Es fühlte sich beinahe so an, als hätte der Tod sich zu mir unter die Glocke geschlichen.

Trauer kam immer wieder vorbei und hat an das Glas geklopft. Ich habe sie ignoriert. Irgendwann fing sie an, mir immer neue Bilder und Erinnerungen von meinem Vater zu zeigen.

Auch das habe ich ignoriert.
Doch Trauer war hartnäckig. Irgendwann ist sie dazu übergegangen, die Bilder mit den Erinnerungen an das Glas zu kleben.
Mehr und mehr hat Trauer mir die Sicht auf die Aussenwelt genommen. Sie war wirklich sehr hartnäckig. Ich konnte ihr nicht mehr länger unter der Glasglocke entfliehen. In einem ruhigen Moment habe ich mir die Bilder angeschaut, die sie auf das Glas geklebt hat.
Und ich musste zugeben: Trauer hatte durchaus Talent als Kuratorin.

Es ist ihr gelungen, eine Collage mit den schönsten Erinnerungen an meinen Vater an mein Glas zu kleben. Beim Anblick der Bilder wurde ich traurig. Zugleich zauberten mir gewisse Erinnerungen auch ein Lächeln ins Gesicht. Und zu dem Lächeln gesellte sich Dankbarkeit für die schönen Stunden, die in meiner Erinnerung für immer weiterleben.

Trauer war vielleicht doch nicht so garstig wie ich dachte.
Ich begann, mich mit ihr zu unterhalten und spürte, wie traurig sie war. Erst als ich die Trauer in mein Leben liess, erkannte ich, wie mitfühlend und sanft sie ist.
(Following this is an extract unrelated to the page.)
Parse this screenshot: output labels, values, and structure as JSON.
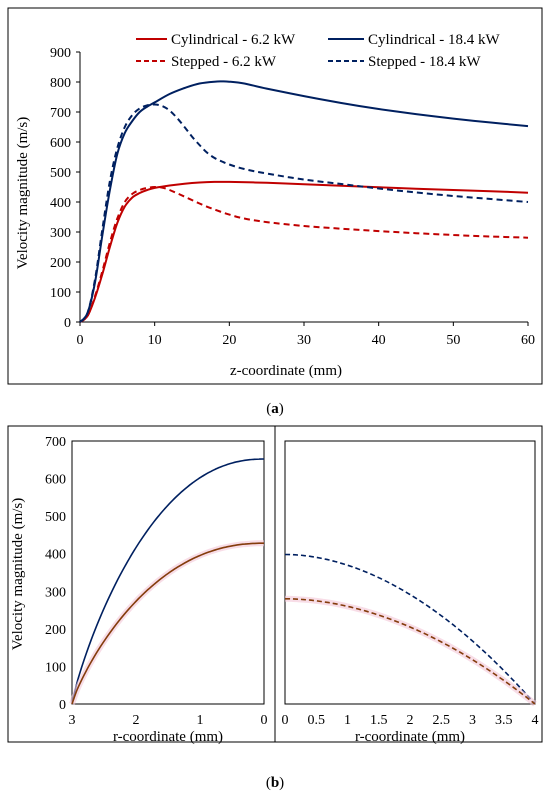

Sie wollte mir helfen, den Tod meines Vaters zu verarbeiten. Sie wollte mir helfen, zu mir selbst zu kommen und zu erkennen, was mir im Leben wirklich wichtig ist.
Nur wenn wir den Mut haben, die Trauer als Teil unseres Lebens zuzulassen, können wir vorankommen und wachsen.
Letztlich ist Trauer eine transformative Erfahrung, eine Erfahrung, die die Kraft hat uns zu verändern, uns zu helfen, die Welt auf eine neue Weise zu sehen, und unsere Verbindung zu uns selbst und anderen zu vertiefen. Michael Hebb, Autor von "Let's Talk about Death (over Dinner)"
In Erinnerung an unseren Vater, der am 1. März 2003 gestorben ist.